As I mentioned in my last post, I’m trying to reduce the number of supplements I take (and hence, supplement packaging) by getting my nutrients from whole foods instead of pills. So a few weeks ago, I was wondering aloud (apparently, I’ve started talking to myself a lot lately) about how I could get more calcium, and Michael, whose mind goes all sorts of random places, said, “You eat an egg everyday. Why not eat the shell, too?” He wasn’t serious. But I wondered if eating eggshells was a thing. You know, a thing that people do. So of course, I turned to that trove of wisdom called Google, and lo and behold, there were lots of posts about how to do just that.
Before I go further… once again… I am not a doctor. I am not suggesting that you or anyone else should eat eggshells. I’m simply reporting my own experience.
Okay, so first I found this discussion, which lists several different studies examining whether chicken eggshells are a viable source of calcium for humans. One study compares the nutritional components of eggshells from chickens raised in different conditions (PDF) (caged, organic, pastured) vs. other types of calcium supplements. Another study shows that the bone mass density of the hips of healthy, post-menopausal Dutch women was increased after a year of supplemental chicken egg calcium. And a third study shows eggshell calcium is also good for piglets.
So, I started collecting my eggshells.
Important: Once every ten to fourteen days, I buy a dozen local, organic, certified humane eggs* and hard boil all of them at once. That way, they are available for snacking when I need protein. This also means that the eggshells I collect have been sterilized in boiling water. I am not eating raw eggshells! So, if you don’t have a supply of hard boiled eggs on hand, and if you decide to try this, you should boil your eggshells before ingesting them. That is my opinion, of course.
I also decided to keep the membrane with the shells. According to a 2009 study, eggshell membrane “contains naturally occurring glycosaminoglycans and proteins essential for maintaining healthy joint and connective tissues.” Granted, that study was sponsored by a company that sells an eggshell membrane supplement product. But I figured, why not eat it straight from the source?
Once I have a good amount of eggshells saved up, I put them in the toaster oven on low heat for 15 minutes to get them completely dried out and brittle. They might need to be baked longer, depending on how wet they are to start out with.
Then, I grind them up into a fine powder in my coffee grinder. (Yes, this coffee grinder is plastic, but I got it used several years ago from a guy on Craigslist. I would not have bought a new one.)
I store the powder in a glass jar in my refrigerator.
How do I take it? I add a half a teaspoon to my green smoothie every morning. Yeah, it’s a little bit gritty. But I don’t mind the texture. The nuts and seeds and veggies in my smoothie are not completely smooth either.
Why half a teaspoon? Well, according to this study, eggshell powder contains roughly 400 milligrams of calcium per gram. My kitchen scale is not sensitive enough to measure units smaller than grams, but it seems that a half teaspoon of eggshell powder weighs somewhere between 1 and 2 grams, depending on the mood of my scale when I take the measurement. And others on the Internet report the same amounts.
Here are a few other bloggers who make and consume eggshell calcium:
Mama Natural mixes it with water and takes it with a meal.
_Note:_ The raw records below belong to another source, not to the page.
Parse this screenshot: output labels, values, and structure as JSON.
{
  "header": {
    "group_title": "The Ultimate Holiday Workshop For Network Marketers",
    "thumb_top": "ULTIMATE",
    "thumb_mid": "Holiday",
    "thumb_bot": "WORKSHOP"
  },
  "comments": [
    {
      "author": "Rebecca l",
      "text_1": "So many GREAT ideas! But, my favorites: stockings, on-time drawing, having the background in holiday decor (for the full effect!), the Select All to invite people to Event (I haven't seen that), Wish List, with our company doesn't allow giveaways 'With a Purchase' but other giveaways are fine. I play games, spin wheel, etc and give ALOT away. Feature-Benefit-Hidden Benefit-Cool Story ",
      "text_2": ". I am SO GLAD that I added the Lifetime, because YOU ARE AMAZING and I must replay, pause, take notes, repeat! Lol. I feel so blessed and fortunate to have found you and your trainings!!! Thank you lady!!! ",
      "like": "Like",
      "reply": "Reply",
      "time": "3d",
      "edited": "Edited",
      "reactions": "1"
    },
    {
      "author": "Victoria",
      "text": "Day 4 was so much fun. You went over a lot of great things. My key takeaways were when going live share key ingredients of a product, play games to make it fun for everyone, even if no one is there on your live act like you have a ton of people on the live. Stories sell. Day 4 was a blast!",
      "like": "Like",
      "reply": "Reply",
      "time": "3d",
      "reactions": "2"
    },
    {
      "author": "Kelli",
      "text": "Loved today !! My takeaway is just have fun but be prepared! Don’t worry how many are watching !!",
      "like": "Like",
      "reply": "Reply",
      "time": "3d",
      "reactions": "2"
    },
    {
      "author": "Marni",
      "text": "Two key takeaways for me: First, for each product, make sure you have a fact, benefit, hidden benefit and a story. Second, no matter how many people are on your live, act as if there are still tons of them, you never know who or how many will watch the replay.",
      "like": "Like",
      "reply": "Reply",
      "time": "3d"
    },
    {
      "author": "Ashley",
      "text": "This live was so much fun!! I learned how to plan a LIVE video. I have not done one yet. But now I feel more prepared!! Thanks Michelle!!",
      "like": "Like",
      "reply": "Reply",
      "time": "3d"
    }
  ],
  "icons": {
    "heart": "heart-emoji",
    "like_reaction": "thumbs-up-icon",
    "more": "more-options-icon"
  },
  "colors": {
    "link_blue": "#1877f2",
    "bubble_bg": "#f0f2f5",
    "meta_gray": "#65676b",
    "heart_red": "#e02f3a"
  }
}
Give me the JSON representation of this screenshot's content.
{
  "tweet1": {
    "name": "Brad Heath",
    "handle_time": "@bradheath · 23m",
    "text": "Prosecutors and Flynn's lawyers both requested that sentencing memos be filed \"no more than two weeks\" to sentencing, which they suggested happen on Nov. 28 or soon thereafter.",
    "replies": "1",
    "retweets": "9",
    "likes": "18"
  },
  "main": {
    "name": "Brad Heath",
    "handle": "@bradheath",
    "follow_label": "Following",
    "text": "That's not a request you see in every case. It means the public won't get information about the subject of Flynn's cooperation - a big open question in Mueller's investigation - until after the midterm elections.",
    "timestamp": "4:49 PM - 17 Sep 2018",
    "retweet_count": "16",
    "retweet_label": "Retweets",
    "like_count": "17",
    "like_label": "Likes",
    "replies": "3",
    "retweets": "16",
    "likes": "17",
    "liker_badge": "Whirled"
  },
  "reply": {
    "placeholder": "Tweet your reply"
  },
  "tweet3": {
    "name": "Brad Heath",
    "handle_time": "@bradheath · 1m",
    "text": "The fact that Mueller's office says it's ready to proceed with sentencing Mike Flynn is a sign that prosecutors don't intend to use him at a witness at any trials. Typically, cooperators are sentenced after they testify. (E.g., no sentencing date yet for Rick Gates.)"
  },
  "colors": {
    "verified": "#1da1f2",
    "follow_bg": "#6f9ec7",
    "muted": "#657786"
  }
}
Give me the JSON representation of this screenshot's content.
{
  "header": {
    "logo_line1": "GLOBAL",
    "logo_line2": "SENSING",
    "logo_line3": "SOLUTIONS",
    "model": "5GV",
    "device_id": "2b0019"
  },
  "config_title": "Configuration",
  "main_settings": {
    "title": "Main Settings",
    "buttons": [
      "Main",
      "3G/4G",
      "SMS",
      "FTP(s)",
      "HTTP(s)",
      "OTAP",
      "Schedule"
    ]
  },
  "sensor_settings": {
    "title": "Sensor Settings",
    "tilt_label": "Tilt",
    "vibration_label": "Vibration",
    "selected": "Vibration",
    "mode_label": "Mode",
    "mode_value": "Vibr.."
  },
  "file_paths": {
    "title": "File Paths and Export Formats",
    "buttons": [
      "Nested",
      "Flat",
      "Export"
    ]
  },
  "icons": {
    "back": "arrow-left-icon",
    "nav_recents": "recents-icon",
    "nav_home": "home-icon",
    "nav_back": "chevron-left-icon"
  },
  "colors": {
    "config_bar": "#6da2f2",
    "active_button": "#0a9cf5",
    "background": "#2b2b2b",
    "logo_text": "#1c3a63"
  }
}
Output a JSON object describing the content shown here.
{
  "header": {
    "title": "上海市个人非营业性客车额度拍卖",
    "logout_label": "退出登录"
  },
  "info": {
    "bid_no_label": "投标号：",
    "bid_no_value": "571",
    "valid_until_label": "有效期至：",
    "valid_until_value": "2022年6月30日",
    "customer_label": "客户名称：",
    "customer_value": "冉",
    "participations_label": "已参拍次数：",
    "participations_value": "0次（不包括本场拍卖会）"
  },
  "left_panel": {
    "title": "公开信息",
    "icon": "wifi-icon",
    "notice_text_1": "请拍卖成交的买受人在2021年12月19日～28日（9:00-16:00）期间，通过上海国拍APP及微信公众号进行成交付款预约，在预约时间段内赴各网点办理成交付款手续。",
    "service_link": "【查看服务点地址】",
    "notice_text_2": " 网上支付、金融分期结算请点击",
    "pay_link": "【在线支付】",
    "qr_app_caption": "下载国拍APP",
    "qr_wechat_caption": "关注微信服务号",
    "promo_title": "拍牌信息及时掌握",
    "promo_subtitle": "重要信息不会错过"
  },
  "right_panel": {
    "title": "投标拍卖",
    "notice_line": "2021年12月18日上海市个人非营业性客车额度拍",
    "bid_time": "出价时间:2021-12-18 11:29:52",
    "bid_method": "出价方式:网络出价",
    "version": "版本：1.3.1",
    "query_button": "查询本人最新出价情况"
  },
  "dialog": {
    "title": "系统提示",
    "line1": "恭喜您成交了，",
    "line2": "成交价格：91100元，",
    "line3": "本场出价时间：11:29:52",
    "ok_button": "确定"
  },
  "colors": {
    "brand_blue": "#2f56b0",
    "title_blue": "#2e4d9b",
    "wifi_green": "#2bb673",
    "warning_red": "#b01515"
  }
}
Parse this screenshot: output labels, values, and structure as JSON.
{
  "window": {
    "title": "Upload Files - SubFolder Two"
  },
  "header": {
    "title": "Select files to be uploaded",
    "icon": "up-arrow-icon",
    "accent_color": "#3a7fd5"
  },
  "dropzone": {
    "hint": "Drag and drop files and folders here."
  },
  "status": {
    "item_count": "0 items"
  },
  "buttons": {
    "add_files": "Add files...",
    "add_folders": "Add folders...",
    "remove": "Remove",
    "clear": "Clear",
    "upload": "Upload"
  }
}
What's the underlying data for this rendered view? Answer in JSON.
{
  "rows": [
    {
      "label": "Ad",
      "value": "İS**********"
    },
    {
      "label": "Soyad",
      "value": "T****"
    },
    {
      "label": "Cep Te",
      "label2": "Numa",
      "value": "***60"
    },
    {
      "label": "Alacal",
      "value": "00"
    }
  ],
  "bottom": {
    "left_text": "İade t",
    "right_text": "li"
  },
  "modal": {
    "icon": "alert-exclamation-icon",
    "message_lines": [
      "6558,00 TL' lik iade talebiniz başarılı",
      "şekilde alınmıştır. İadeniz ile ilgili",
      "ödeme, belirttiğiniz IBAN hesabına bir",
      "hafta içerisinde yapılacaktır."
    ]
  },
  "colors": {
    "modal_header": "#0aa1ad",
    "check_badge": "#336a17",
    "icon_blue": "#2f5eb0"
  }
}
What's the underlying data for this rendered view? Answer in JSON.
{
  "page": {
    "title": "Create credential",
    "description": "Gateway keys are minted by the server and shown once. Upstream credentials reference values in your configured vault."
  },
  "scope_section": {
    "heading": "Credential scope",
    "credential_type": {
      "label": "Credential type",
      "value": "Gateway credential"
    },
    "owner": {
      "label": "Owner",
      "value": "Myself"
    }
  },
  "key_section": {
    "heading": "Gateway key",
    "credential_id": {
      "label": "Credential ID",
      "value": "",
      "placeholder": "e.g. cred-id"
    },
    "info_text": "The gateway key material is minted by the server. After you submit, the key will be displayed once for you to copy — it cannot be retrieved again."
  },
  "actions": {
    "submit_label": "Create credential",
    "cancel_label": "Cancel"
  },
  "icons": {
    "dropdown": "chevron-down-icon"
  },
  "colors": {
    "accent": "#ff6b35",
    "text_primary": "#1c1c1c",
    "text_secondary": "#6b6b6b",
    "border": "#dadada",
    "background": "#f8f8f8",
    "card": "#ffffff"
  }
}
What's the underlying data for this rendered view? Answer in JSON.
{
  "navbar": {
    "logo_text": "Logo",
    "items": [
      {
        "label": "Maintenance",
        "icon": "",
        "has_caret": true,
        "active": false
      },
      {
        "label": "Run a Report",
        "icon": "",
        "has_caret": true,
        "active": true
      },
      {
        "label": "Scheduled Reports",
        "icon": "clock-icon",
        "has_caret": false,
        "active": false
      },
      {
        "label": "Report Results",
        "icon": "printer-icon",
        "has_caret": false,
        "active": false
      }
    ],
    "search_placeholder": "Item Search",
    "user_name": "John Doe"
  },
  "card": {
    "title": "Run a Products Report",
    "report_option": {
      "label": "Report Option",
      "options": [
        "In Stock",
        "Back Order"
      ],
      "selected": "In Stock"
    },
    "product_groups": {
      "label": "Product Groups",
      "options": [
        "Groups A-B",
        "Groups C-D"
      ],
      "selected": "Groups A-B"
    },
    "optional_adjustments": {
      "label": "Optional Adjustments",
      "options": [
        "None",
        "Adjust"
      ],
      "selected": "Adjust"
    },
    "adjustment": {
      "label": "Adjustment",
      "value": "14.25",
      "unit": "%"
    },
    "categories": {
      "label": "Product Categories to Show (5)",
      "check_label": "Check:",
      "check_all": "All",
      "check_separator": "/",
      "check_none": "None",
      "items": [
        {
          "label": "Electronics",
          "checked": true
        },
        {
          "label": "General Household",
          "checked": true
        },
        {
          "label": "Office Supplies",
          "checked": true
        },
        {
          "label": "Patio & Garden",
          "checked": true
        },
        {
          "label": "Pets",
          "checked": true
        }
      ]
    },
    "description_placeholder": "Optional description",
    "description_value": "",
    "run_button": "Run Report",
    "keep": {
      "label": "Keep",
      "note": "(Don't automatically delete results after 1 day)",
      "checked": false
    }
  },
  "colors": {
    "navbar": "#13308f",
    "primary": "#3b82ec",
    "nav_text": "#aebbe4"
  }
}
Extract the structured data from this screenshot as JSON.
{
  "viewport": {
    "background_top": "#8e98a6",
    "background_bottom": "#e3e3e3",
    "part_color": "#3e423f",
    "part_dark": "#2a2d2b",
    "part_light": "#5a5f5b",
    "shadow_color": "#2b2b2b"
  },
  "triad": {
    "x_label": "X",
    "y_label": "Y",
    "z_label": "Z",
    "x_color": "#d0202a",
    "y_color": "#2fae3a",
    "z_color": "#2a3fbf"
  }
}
Bee Wilder writes that you should take magnesium along with the calcium. As I mentioned in my post a few days ago, I already take a magnesium supplement every day. But also, some of the ingredients in my smoothie–dark, leafy greens and nuts and seeds–also contain magnesium. She also recommends combining it with lemon juice to form calcium citrate, which is more absorbable. I’m not doing that step because a) I have plenty of stomach acid to break down the calcium carbonate, b) I add citrus to my smoothie, so at least I’m consuming it with some extra acid, and c) it’s just easier not to.
And a bunch of people on this Paleo Diet website seem to be one upping each other. One guy accidentally got eggshell in his smoothie and wonders if it would be good for him. A respondee says he grinds it up and puts it in his smoothie, and then he jokes that he rips up the egg carton and adds that too for fiber. Then a woman responds that she eats hard boiled eggs without taking off the shell. And the next guy says he eats raw eggs that way, shell and all, popping the whole thing into his mouth. Just thinking about that last one makes me gag. And I do worry about things like salmonella. But, like I said, your mileage may vary.
There are lots more websites advocating the benefits of eggshell calcium. And there are also expensive, commercial eggshell powders in plastic bottles that you can buy. Because if something natural works, it’s gotta be better if you bottle it in plastic and slap a label on it, right? Just ask the bottled water industry.
*Yes, I am aware that eggs are problematic even if they come from certified humane sources. I wrote about it here. But local, organic eggs and cheese are the few animal sources of protein that I am not willing to give up right now.